Mon expérience personnelle avec le sens et le non-sens de la vie

09.08.2020 - Montréal, Québec - Anne Farrell

Cet article est aussi disponible en: Anglais, Italien, Allemand, Grec

Mon expérience personnelle avec le sens et le non-sens de la vie

« Heidegger a identifié le nihilisme comme étant le destin de l’histoire l’occidentale, personnellement je crois qu’il a tort on peut toujours changer notre destin collectif en modifiant notre destin personnelle. »

Dans cet article, j’aborde un thème qui est devenu central dans ma vie au fil de mes expériences. Le thème de ‘‘l’acte salvateur du sens‘‘, l’action valable liée au sens de la vie.

Enfant, j’étais déjà préoccupée par les questions fondamentales et les problématiques de l’existence humaine. J’ai grandi dans le nord de l’Ontario et du Québec au cours des années ‘70 et ‘80. À ce moment-là, même si le Canada était une “terre” de paix, ma famille a été touchée de plein fouet par une guerre. Un style de guerre silencieuse, pas comme les autres, la guerre de l’anéantissement de l’être.

‘‘L’anéantissement de l’être » ou « biffure » de l’être – comme le dirait Heidegger, qui provoque une rupture irréparable, le suicide. Nous avons perdu six membres de la famille (du côté maternel) à différents moments, tués par le suicide. J’éprouvais de grandes difficultés à saisir pourquoi certains mes oncles et cousins avaient réalisé ces actes. Pourtant, ils semblaient comme tous mes autres oncles. Ils avaient une famille, des amis, un emploi. Alors pourquoi avoir réalisé l’irréparable?

À l’époque, personne de notre entourage ne nous a expliqué, à nous les enfants, pourquoi notre famille avait été autant touchée par le suicide. Nous n’avons reçu aucune aide afin d’éviter des dommages dans notre développement psychologique et mental. Si une situation similaire se produisait aujourd’hui, avec le développement de la psychologie des traumatismes, j’imagine que les choses seraient relativement différentes.

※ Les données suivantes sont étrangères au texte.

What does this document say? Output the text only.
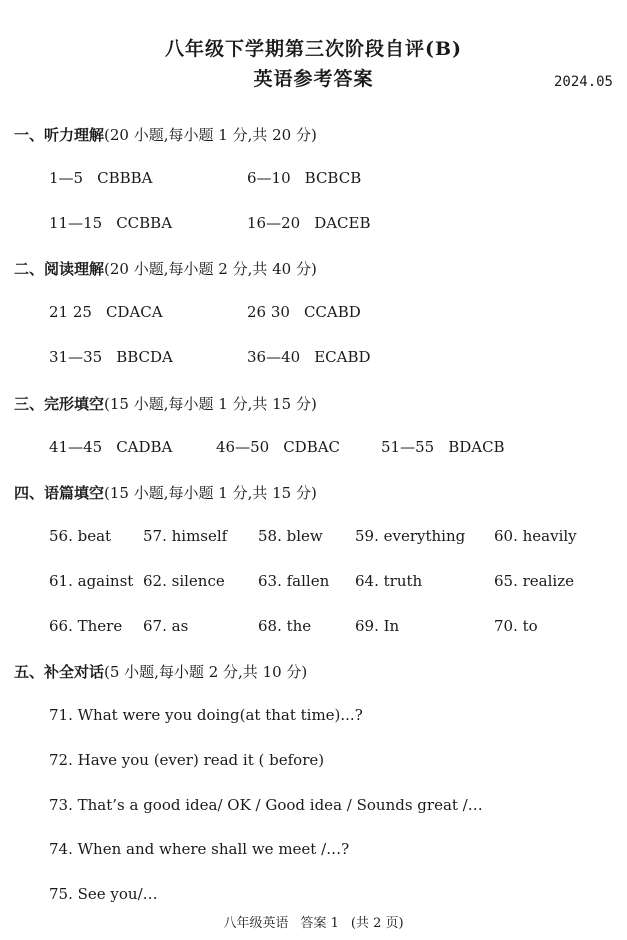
八年级下学期第三次阶段自评(B)
英语参考答案	2024.05
一、听力理解(20 小题,每小题 1 分,共 20 分)
1—5 CBBBA	6—10 BCBCB
11—15 CCBBA	16—20 DACEB
二、阅读理解(20 小题,每小题 2 分,共 40 分)
21 25 CDACA	26 30 CCABD
31—35 BBCDA	36—40 ECABD
三、完形填空(15 小题,每小题 1 分,共 15 分)
41—45 CADBA	46—50 CDBAC	51—55 BDACB
四、语篇填空(15 小题,每小题 1 分,共 15 分)
56. beat 57. himself 58. blew 59. everything 60. heavily
61. against 62. silence 63. fallen 64. truth	65. realize
66. There 67. as	68. the	69. In	70. to
五、补全对话(5 小题,每小题 2 分,共 10 分)
71. What were you doing(at that time)...?
72. Have you (ever) read it ( before)
73. That’s a good idea/ OK / Good idea / Sounds great /…
74. When and where shall we meet /…?
75. See you/…
八年级英语 答案 1 (共 2 页)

Plus tard, vers la fin des années ‘80, devenue une jeune adulte, j’ai rencontré un groupe d’humanistes à Montréal. Les humanistes étaient engagés dans des projets sociaux et politiques. De plus, ils étudiaient les ouvrages de Silo. J’ai donc entrepris l’étude de ses écrits. Au cours de cette période de ma vie, enfin j’ai eu quelques pistes pour comprendre qu’est-ce qui s’était passé en moi durant mon enfance.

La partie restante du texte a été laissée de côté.